普段は忙しくて忘れていた事を、若しくは目をつぶってやり過ごしていた事を俺は思い出してしまう。芳佳に怪しまれないように、笑みを作って歩く事に集中しようとしたけれど。
後はただ、家に帰るだけだ。昼下がりと言えども日曜日だし、明日に備えて部屋で漫画を読みつつのんびりしていたらいいだろうか。
そんな事を思っていると、芳佳がふいに駆け寄ってきた。彼女の動きは俊敏そのもので、気が付いたら彼女は俺の隣にぴったりと寄り添う形になっていた。

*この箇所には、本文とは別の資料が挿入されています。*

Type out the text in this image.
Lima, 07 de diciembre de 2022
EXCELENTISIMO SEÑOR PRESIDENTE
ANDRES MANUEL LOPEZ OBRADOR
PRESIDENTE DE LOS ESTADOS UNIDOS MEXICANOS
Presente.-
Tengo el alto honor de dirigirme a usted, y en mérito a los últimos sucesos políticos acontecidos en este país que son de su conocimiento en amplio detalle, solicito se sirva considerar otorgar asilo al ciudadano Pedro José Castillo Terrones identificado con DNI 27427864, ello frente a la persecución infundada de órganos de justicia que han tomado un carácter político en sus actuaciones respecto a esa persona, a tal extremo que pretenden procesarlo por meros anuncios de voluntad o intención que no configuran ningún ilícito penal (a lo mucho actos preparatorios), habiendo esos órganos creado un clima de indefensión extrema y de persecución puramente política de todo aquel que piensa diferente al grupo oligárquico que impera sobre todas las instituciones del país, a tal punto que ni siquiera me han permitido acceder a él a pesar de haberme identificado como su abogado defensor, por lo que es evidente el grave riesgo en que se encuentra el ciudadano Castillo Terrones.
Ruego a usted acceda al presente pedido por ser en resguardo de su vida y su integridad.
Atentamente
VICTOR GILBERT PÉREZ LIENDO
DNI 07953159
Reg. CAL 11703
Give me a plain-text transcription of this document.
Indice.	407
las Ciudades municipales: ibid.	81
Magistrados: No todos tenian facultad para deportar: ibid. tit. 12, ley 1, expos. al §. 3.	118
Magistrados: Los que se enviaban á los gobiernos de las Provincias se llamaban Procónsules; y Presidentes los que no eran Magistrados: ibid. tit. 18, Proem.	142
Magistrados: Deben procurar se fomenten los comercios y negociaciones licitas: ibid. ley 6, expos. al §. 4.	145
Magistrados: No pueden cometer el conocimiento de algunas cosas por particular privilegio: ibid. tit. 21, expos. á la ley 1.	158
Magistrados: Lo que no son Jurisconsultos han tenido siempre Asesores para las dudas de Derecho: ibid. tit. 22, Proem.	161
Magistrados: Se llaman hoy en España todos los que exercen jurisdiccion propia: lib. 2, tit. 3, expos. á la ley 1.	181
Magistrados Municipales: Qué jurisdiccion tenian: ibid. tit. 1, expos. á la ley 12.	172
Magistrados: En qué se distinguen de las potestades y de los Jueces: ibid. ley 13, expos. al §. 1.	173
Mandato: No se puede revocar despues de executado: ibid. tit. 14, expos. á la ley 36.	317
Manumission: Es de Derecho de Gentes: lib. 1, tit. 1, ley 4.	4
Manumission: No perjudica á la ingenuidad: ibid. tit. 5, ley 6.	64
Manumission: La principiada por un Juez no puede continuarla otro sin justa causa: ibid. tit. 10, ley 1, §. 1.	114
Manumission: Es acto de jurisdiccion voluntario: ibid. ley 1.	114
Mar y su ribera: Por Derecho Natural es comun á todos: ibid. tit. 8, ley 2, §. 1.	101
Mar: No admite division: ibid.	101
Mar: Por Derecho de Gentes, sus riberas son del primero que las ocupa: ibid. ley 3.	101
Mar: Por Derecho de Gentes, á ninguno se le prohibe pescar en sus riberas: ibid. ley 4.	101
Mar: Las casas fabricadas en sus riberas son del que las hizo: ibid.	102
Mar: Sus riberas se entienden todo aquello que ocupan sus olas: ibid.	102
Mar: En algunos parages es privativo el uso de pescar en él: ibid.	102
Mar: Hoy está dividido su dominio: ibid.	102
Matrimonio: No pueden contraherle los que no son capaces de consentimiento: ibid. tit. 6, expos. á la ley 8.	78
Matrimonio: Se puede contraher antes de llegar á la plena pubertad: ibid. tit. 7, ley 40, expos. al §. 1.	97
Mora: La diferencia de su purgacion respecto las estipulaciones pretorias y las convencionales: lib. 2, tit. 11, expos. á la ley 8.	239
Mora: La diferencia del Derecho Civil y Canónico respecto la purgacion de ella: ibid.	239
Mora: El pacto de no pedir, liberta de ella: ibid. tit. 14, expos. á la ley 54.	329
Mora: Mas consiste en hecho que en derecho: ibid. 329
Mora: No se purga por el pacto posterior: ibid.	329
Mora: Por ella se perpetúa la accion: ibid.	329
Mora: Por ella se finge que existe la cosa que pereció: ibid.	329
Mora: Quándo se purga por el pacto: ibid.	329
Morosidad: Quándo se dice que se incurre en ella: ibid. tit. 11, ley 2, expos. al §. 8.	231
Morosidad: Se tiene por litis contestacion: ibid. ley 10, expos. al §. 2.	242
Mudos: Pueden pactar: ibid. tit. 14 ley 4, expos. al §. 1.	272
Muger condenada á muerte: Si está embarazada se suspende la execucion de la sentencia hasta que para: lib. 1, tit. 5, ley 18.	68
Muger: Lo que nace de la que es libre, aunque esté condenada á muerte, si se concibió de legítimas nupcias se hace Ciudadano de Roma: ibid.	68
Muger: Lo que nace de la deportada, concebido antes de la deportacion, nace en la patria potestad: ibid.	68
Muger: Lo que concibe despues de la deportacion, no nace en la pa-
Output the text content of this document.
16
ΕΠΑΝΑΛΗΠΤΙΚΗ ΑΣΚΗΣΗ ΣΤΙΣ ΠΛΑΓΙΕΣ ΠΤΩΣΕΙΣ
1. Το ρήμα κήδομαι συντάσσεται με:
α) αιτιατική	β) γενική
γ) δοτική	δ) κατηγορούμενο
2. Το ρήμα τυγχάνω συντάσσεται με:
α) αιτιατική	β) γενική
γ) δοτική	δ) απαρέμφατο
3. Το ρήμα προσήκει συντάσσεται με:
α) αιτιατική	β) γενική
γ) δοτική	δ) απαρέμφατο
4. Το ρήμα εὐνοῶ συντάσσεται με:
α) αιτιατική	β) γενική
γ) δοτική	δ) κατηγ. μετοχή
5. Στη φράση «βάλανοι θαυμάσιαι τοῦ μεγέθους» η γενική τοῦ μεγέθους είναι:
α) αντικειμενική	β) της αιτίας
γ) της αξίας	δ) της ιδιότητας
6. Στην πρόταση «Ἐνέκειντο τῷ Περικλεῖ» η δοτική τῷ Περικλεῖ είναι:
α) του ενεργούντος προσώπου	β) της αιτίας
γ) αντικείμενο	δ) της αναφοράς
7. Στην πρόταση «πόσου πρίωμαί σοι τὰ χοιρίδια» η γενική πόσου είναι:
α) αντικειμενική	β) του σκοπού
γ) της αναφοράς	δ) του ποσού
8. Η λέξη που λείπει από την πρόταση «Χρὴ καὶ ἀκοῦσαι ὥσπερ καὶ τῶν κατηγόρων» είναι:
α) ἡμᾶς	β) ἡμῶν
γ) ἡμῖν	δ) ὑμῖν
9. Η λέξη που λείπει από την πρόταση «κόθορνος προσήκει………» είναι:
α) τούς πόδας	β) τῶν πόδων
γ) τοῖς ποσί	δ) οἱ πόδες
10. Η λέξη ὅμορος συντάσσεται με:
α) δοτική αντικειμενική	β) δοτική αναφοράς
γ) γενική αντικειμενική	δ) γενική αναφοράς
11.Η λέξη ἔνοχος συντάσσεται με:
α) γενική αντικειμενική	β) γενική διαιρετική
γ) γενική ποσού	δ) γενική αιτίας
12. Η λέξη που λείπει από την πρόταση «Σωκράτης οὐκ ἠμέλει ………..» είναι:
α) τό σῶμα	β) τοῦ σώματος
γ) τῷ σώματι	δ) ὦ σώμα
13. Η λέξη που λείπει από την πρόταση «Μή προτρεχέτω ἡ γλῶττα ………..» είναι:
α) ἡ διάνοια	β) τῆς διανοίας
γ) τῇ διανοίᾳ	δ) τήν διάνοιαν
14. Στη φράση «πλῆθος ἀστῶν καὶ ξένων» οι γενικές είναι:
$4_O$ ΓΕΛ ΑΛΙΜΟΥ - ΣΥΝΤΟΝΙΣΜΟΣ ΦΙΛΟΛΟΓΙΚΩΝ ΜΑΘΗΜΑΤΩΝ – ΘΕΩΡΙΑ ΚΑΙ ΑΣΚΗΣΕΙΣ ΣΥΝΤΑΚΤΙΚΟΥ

芳佳はそれとなく俺の二の腕に指を這わせ、上目遣い気味に俺を見つめながら口を開いた。
直也君。そして芳佳は俺に呼びかけた。彼女の呼びかけは、普段のそれとは何か違う。それが何かわからないままに、俺は芳佳をじっと見つめていた。
「どうしたの、芳佳ちゃん」
「あの……ええと……」
芳佳は言いよどみ、気恥ずかしそうに視線を逸らしてしまう。しかしすぐに、意を決したようにもう一度俺を見つめ直した。
「四月になって、桜の花が咲いたら、皆でお花見をしたいなって思ったの」
「そうだね。やっぱり春はお花見だもんねぇ」
「まぁ、スコちゃんとかあの子が面倒を見ているワンちゃんたちは、御馳走があるって事で喜んじゃってるんだけどね。でも団地にも桜の樹は何本もあるから……」
「あは、おうちの中でお花見ができるって言うのも中々良いじゃないか」
芳佳が話した事というのは、結局お花見の事だった。わざわざ畏まって言う事だろうか、とも思ったけれど、もしかしたら団地の中でやろうと思っていたから、気を遣っていたのかもしれない。